Queer families often look different from the images of families children are shown on television or see in books.
A queer family might have two moms, or two dads.
Maybe there were once two moms who lived in one home together with their children, but now each home has one mom, and the kids have two homes.
Maybe there were once two dads for a child and her sibling, but now there are three. Perhaps there was a mom and a dad, but now dad is a mom, so there are two moms.
Maybe there is a mom and a dad, and a special uncle or titi.
Maybe there are lots of grownups, who have different names and honorifics, who are all part of the family, who live in the same home, or come to family dinner, or pick kids up at school.

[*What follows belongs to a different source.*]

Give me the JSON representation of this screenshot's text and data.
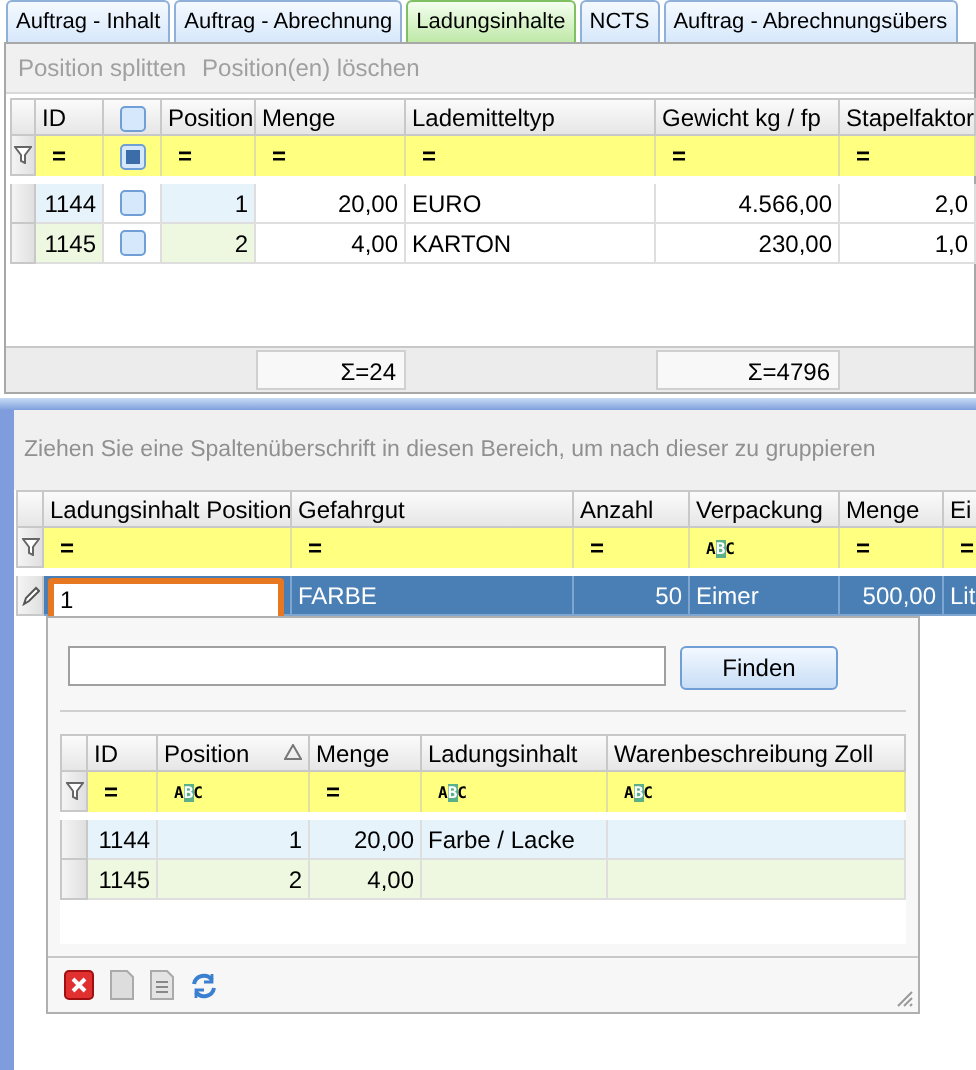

These are all possibilities, and each time I mention a different kind of family, all the children in my class get a window into another person’s lived experience. If I’m lucky, I’m providing at least one child with a mirror, an acknowledgement that they are not alone, that their family isn’t weird, that there are others of us out there. I might be the only person providing these windows and mirrors, and there is no shortage of research suggesting that it is a critical job of educators and literature to provide children with both mirrors and windows.
Intersectionality is at the heart of my lived experience, whether in or out of the classroom. I benefit from both a loving birth family and chosen family, and I speak about my experiences in both in my classroom. The thirteen principles of the BLM movement are ideals which, when I am allowed to work in places that support them, uplift my teaching. Feeling safe in my queerness, knowing that my sexuality is protected and celebrated by my workplace, allows me to be the best possible teacher for my students. I have the privilege of experiencing this in my day-to-day life; the BLM movement envisions a time when all teachers are allowed this privilege.